Glenview has the 2nd-highest per capita income within Kentucky and the 74th-highest in the United States. Its boundaries are roughly Lime Kiln Lane to the east, River Road to the north, Brittany Woods Circle to the south, and the Knights of Columbus property on River Road to the West. The city is known for its old estate homes on high bluffs overlooking the Ohio River.

5000 acres of the surrounding land was originally owned by James Smalley Bate and named Berry Hill for his former Virginia home. The estate was purchased in 1868 by meat packer James C. McFerran. McFerran's horse farm was named Glen View. After his death in 1885, John E. Green acquired the farm and renamed it Glenview Stock Farm. The community received its post office on May 11, 1893.

In the late 19th century, wealthy families from Louisville began moving east to build summer homes in communities such as Anchorage. Some of these eventually became full-time residences. Early residents of Glenview cooperated with other communities to open the Louisville, Harrods Creek and Westport Railroad in 1877, a commuter rail line in use until its abandonment in the 1950s.
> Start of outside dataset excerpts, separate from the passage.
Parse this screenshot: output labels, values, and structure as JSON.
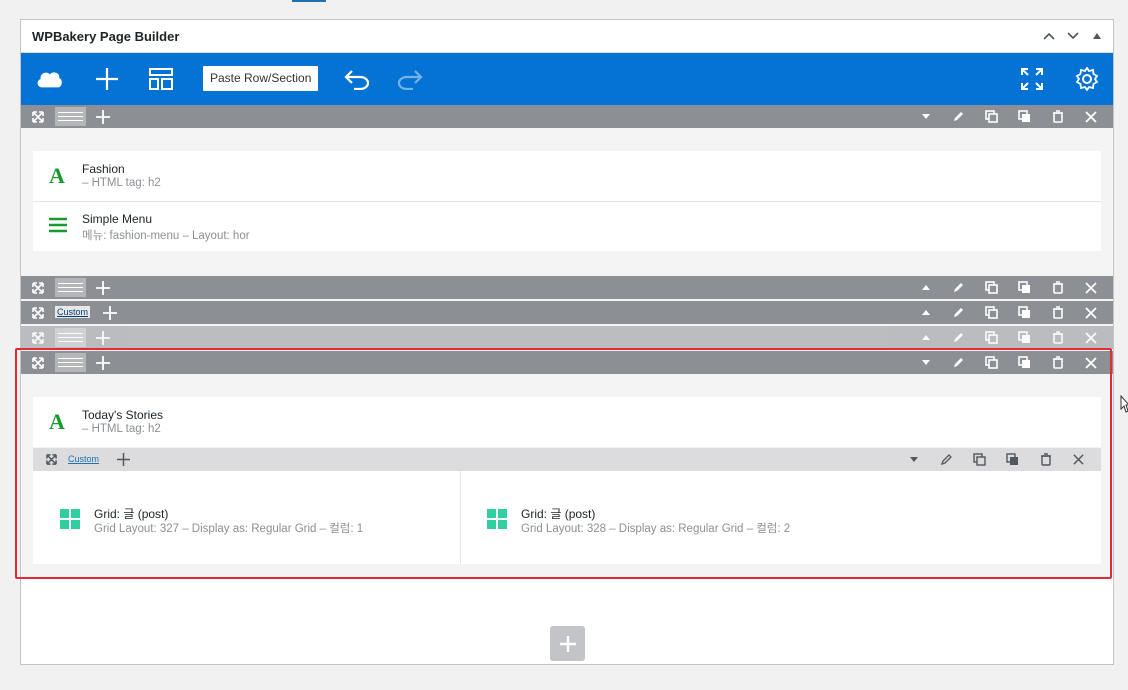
{
  "panel": {
    "title": "WPBakery Page Builder",
    "header_controls": [
      "chevron-up-icon",
      "chevron-down-icon",
      "triangle-up-icon"
    ]
  },
  "toolbar": {
    "paste_label": "Paste Row/Section",
    "icons": [
      "cloud-icon",
      "plus-icon",
      "layout-icon",
      "undo-icon",
      "redo-icon",
      "fullscreen-icon",
      "gear-icon"
    ],
    "background": "#0473d4"
  },
  "rows": {
    "row1": {
      "elements": [
        {
          "icon": "text-A-icon",
          "title": "Fashion",
          "sub": "– HTML tag: h2"
        },
        {
          "icon": "menu-icon",
          "title": "Simple Menu",
          "sub": "메뉴: fashion-menu – Layout: hor"
        }
      ]
    },
    "row3": {
      "custom": "Custom"
    },
    "row5": {
      "elements": [
        {
          "icon": "text-A-icon",
          "title": "Today's Stories",
          "sub": "– HTML tag: h2"
        }
      ],
      "inner_custom": "Custom",
      "columns": [
        {
          "title": "Grid: 글 (post)",
          "sub": "Grid Layout: 327 – Display as: Regular Grid – 컬럼: 1"
        },
        {
          "title": "Grid: 글 (post)",
          "sub": "Grid Layout: 328 – Display as: Regular Grid – 컬럼: 2"
        }
      ]
    }
  },
  "colors": {
    "accent_green": "#1a9a2c",
    "grid_teal": "#2fcfa0",
    "row_bar": "#8c8f94",
    "highlight_red": "#e32b33"
  }
}
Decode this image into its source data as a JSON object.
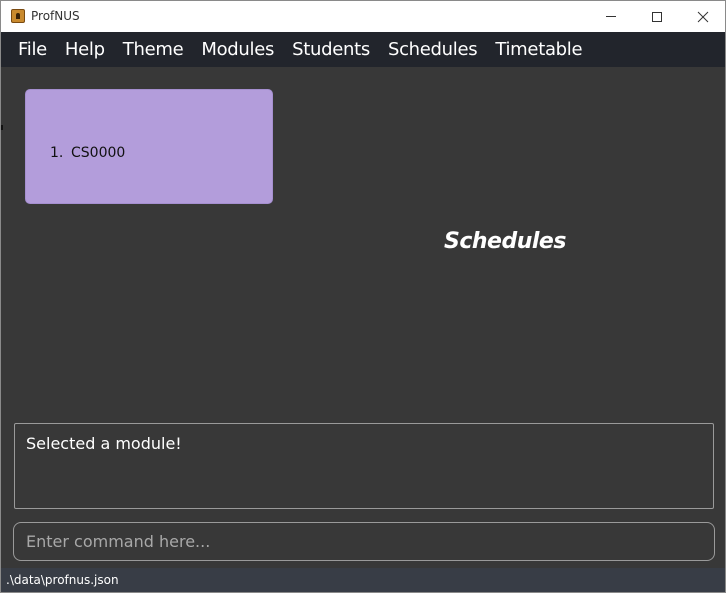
{
  "window": {
    "title": "ProfNUS",
    "icon": "app-icon",
    "controls": [
      "minimize-icon",
      "maximize-icon",
      "close-icon"
    ]
  },
  "menu": {
    "items": [
      "File",
      "Help",
      "Theme",
      "Modules",
      "Students",
      "Schedules",
      "Timetable"
    ]
  },
  "modules": {
    "list": [
      {
        "index": "1.",
        "code": "CS0000"
      }
    ],
    "card_color": "#b39ddb"
  },
  "schedules": {
    "heading": "Schedules"
  },
  "result": {
    "text": "Selected a module!"
  },
  "command": {
    "placeholder": "Enter command here...",
    "value": ""
  },
  "status": {
    "path": ".\\data\\profnus.json"
  },
  "colors": {
    "background": "#383838",
    "menubar": "#22252c",
    "statusbar": "#383d46",
    "text": "#ffffff"
  }
}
Some of Louisville's most influential families, including the Binghams, the Ballards, and the Belknaps, moved into the area after the opening of the railroad. Some developers have played off Glenview's reputation, establishing similarly-named communities at Glenview Manor and Glenview Hills in the 1960s and '70s.

Louisville attempted to annex Glenview in 1983, which prompted its residents to seek a separate incorporation from the state legislature. This was granted in 1985. Many of the houses are part of the Glenview Historic District, which is on the National Register of Historic Places.